An interactive Streamlit dashboard for analyzing US domestic flight delays with machine learning predictions.
- Delay Analysis: Comprehensive breakdown of delay types and causes
- Time Analysis: Temporal patterns in flight volumes and delays
- Airline Analysis: Performance metrics by carrier
- Airport Analysis: On-time performance by airport
- Deep Dive (EDA): Exploratory data analysis with detailed insights
- ML Prediction: Interactive flight delay probability prediction
- About: Complete data science lifecycle documentation
- Clone the repository or download the files
- Install dependencies:
pip install -r requirements.txtThe dataset contains 5.8 million US domestic flight records from 2015, sourced from the US Department of Transportation via Kaggle.
The dashboard uses optimized Parquet format for fast loading:
- Original: ~500MB CSV file
- Optimized: 74MB Parquet file (85% reduction)
If you have the original flights.csv, it will be loaded automatically. For better performance, convert it to Parquet format using the included script.
For faster dashboard loading, pre-train the model once:
python train_model.pyThis will:
- Train a Random Forest classifier on the flight data
- Evaluate the model and display metrics
- Save the trained model to
flight_delay_model.pkl
The dashboard will automatically load this pre-trained model for instant predictions.
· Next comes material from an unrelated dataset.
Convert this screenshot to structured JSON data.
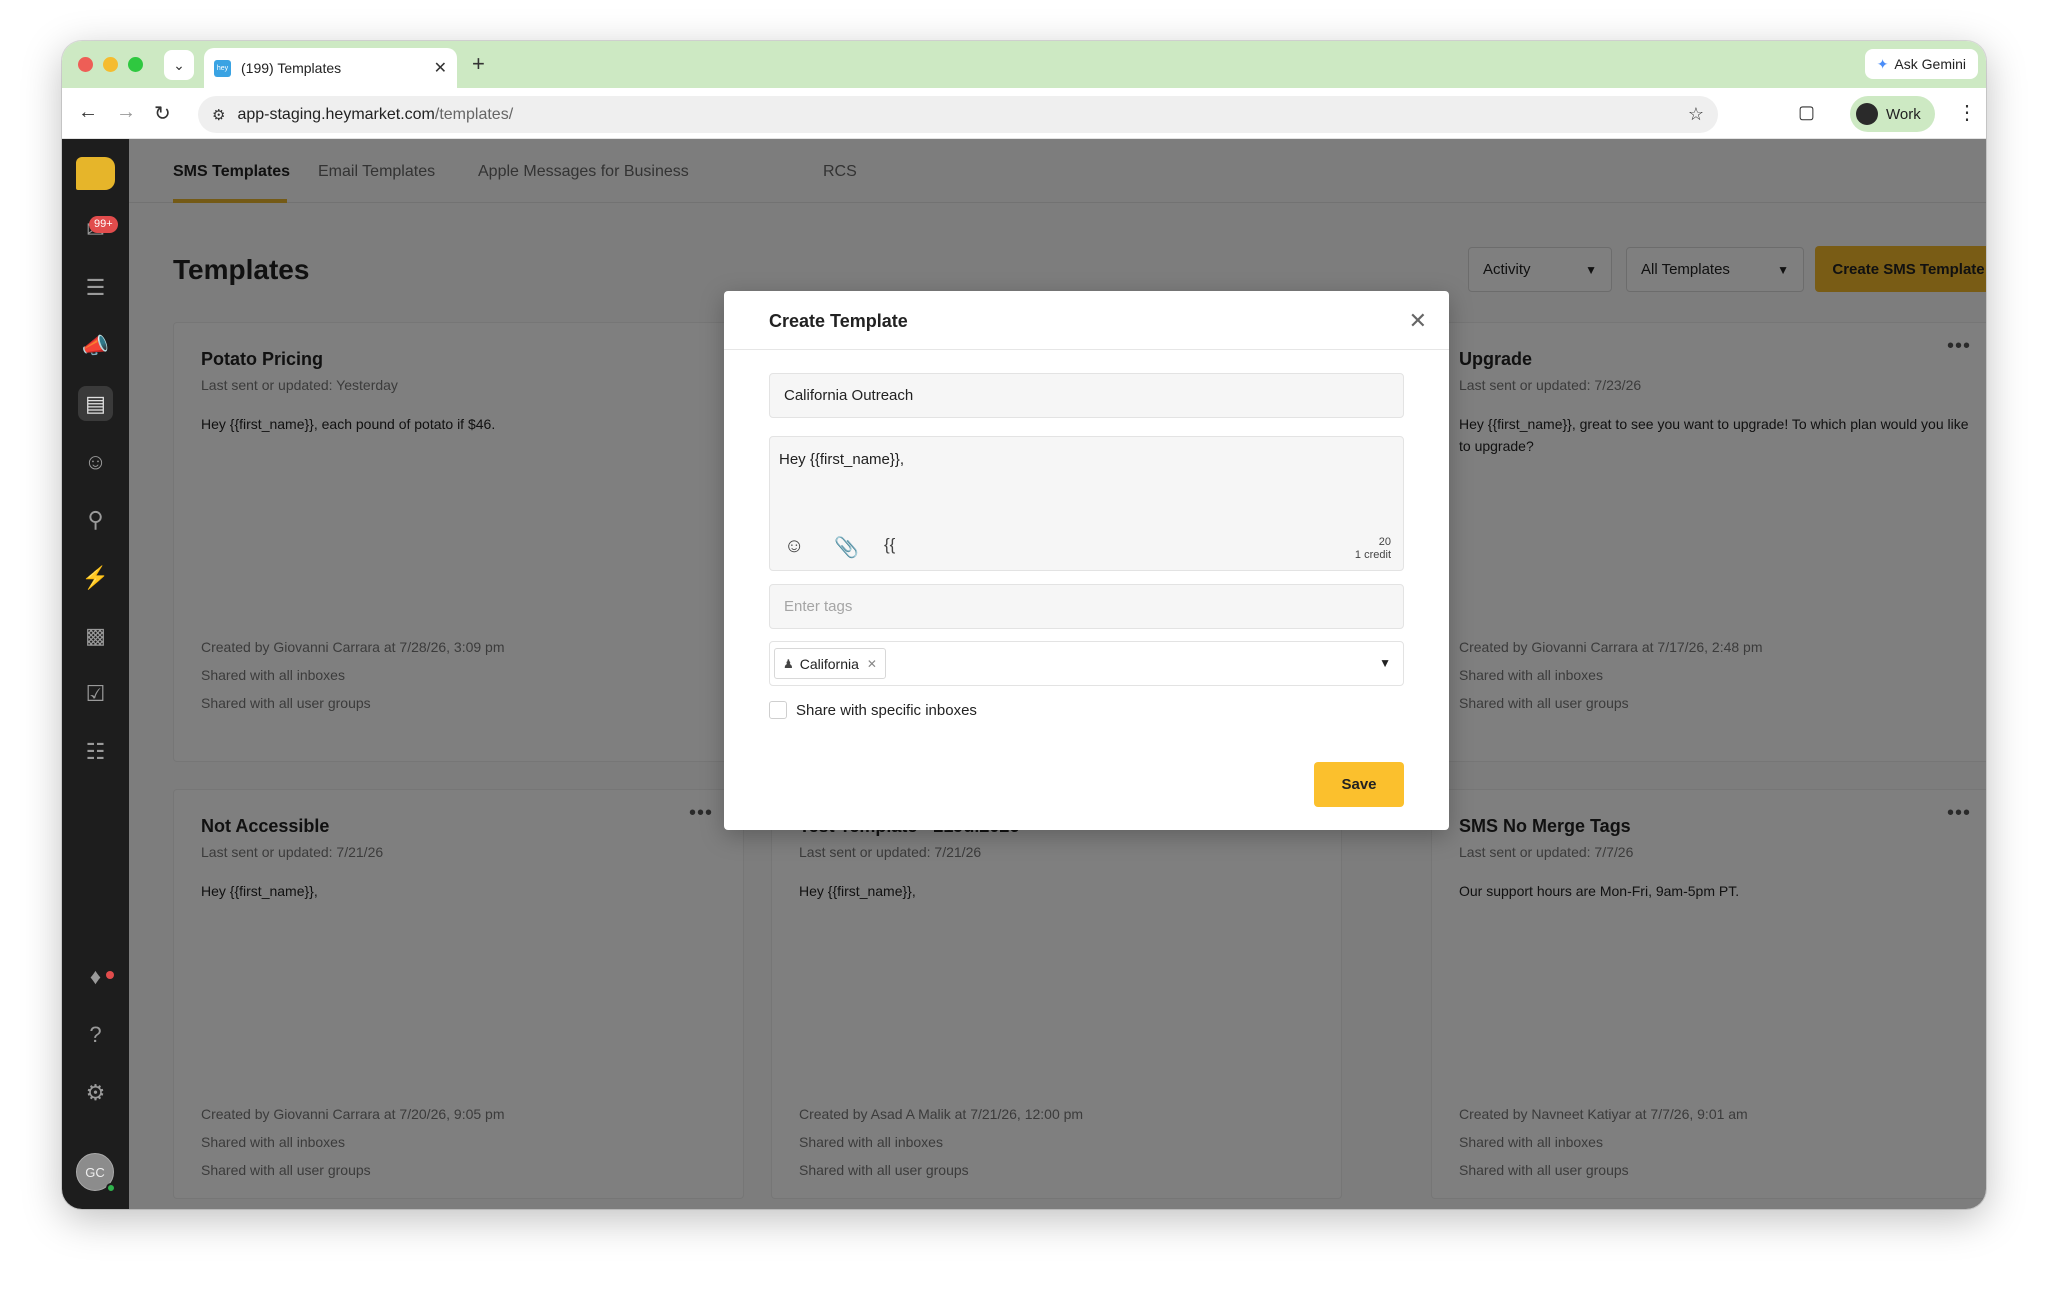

If you don't pre-train the model, the dashboard will train it automatically on first load of the ML Prediction tab. This takes about 1-2 minutes but is cached for the session.
streamlit run app.pyThe dashboard will open in your browser at http://localhost:8501
├── app.py # Main Streamlit dashboard
├── utils.py # Data loading and ML utilities
├── train_model.py # Standalone model training script
├── flights.parquet # Optimized flight data
├── airlines.csv # Airline reference data
├── airports.csv # Airport reference data
├── requirements.txt # Python dependencies
└── README.md # This file
This project demonstrates a complete data science workflow:
- Problem Definition: Predict flight delay probability
- Data Collection: 5.8M flight records from US DOT via Kaggle
- Data Preprocessing: CSV to Parquet optimization, data cleaning
- EDA: Interactive visualizations across multiple dimensions
- Modeling: Random Forest classifier with 8 features
- Evaluation: Accuracy, Precision, Recall, F1-Score
- Deployment: Interactive Streamlit dashboard
- Algorithm: Random Forest Classifier
- Features: Airline, Origin/Destination Airports, Month, Day of Week, Day, Scheduled Departure, Distance
- Target: Binary classification (Delayed >15 min vs On-Time)
- Training: 80/20 train-test split with stratification
- Performance: See ML Prediction tab for live metrics
- Parquet Format: 85% size reduction with gzip compression
- Categorical Dtypes: Efficient memory usage for string columns
- Model Caching: Train once, use across sessions
- Pre-computed Metrics: Dashboard metrics calculated once and reused
- Parallel Processing: Multi-core Random Forest training
- Python 3.8+
- streamlit
- plotly
- pandas
- scikit-learn
This project is for educational purposes demonstrating data science best practices.